The fact that the pandemic has still not yet ended is definitely something that seems to be lingering in the back of the minds of event planners and administration.
As of late, spikes in cases in both the United Kingdom and California have reminded people that Covid is not simply going to go away. Although these places are both denser in population and have lower general vaccination rates than Delaware County, it has still forced those involved with events at the school to ponder the safety implications of decisions they make.
“I had to make sure we were sequencing everything in a logical way,” Stranges said. “I don’t ever want to look reckless.”
The process of bringing many of these events back in the way that we recognized them in the past took time, and went through many people. Chief among the returnees is junior/senior prom, and it required a lot of conversation to truly get ironed out.
“It’s a student council event, so we listened to them, and we went to district leadership and Superintendent Kegley,” Stranges said. “We talked to other principals in our county.”
The goal was to arrange a plan for prom that would both fall mostly in line with what other schools were doing, while also gaining the approval of administration.
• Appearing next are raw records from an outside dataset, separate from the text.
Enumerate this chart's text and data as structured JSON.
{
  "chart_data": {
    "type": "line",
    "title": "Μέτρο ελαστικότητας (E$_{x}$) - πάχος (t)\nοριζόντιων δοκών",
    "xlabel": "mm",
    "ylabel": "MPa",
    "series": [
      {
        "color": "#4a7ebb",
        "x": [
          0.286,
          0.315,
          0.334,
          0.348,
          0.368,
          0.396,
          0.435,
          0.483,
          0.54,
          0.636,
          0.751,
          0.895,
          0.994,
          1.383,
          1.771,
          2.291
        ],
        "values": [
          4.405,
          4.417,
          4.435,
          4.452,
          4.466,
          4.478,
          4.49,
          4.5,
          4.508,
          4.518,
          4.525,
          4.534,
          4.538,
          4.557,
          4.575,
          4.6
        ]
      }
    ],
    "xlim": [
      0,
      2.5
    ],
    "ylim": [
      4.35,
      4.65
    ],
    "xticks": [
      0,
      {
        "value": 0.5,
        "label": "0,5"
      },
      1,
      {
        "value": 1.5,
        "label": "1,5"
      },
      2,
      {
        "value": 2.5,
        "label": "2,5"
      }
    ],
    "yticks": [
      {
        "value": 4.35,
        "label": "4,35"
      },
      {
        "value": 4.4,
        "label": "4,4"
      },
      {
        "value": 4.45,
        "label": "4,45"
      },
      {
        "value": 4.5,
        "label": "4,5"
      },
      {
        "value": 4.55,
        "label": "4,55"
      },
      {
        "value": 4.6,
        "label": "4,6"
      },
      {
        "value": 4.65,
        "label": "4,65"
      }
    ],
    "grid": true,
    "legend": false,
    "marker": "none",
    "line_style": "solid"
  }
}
“We didn’t want to go rogue and do something that everyone else is saying ‘no’ to,” Stranges said.
In doing this, the school is also setting the precedent for the future of event planning during the ongoing pandemic.
Naturally, many still have concerns about events moving forward, and are not sure when the correct time to return to normalcy is.
“We’re at a crossroads where it feels like we are out of [Covid], but we are really not,” junior Benjamin Dabe said. “I’m not sure when the right time to go back is.”
Through it all, the possibility of a step backwards does remain, which is something that Stranges has kept in mind.
“I probably worry more about [a spike in cases] than people think I do,” Stranges said. “I worry about large events, of course, but all we can do is work all the time to make sure that our students and staff are safe.”
When it comes down to it, many feel that there is a choice to make when it comes to actually attending the events.
“I feel like people who feel good about attending the events can come, and those who do not should make the choice that feels best to them,” junior Adam Fronduti said. “That feels like a good balance to me.”
Given the stated goal of giving students a safe environment, this places an emphasis on both the school and students to do what they can to create a safe atmosphere for students to attend events.
“It’s not how I personally feel, it’s how other people feel,” Fronduti said. “I think that we all have to consider how others feel in regard to these events.”
Whatever decision that is made for any particular event is unlikely to please everyone in the current state of affairs. Ultimately, this pursuit to provide safety and comfort is what will allow these events to return to the way we knew them.
With these efforts occurring now, there is genuine hope that we are finally emerging from the worst of the pandemic. With a hopeful exit on the horizon, there is reason to be optimistic for the future, no matter how we get there.
“I love the fact that we have come together,” Stranges said. “We will remember this, and together, we will still create memories that are important to high school.”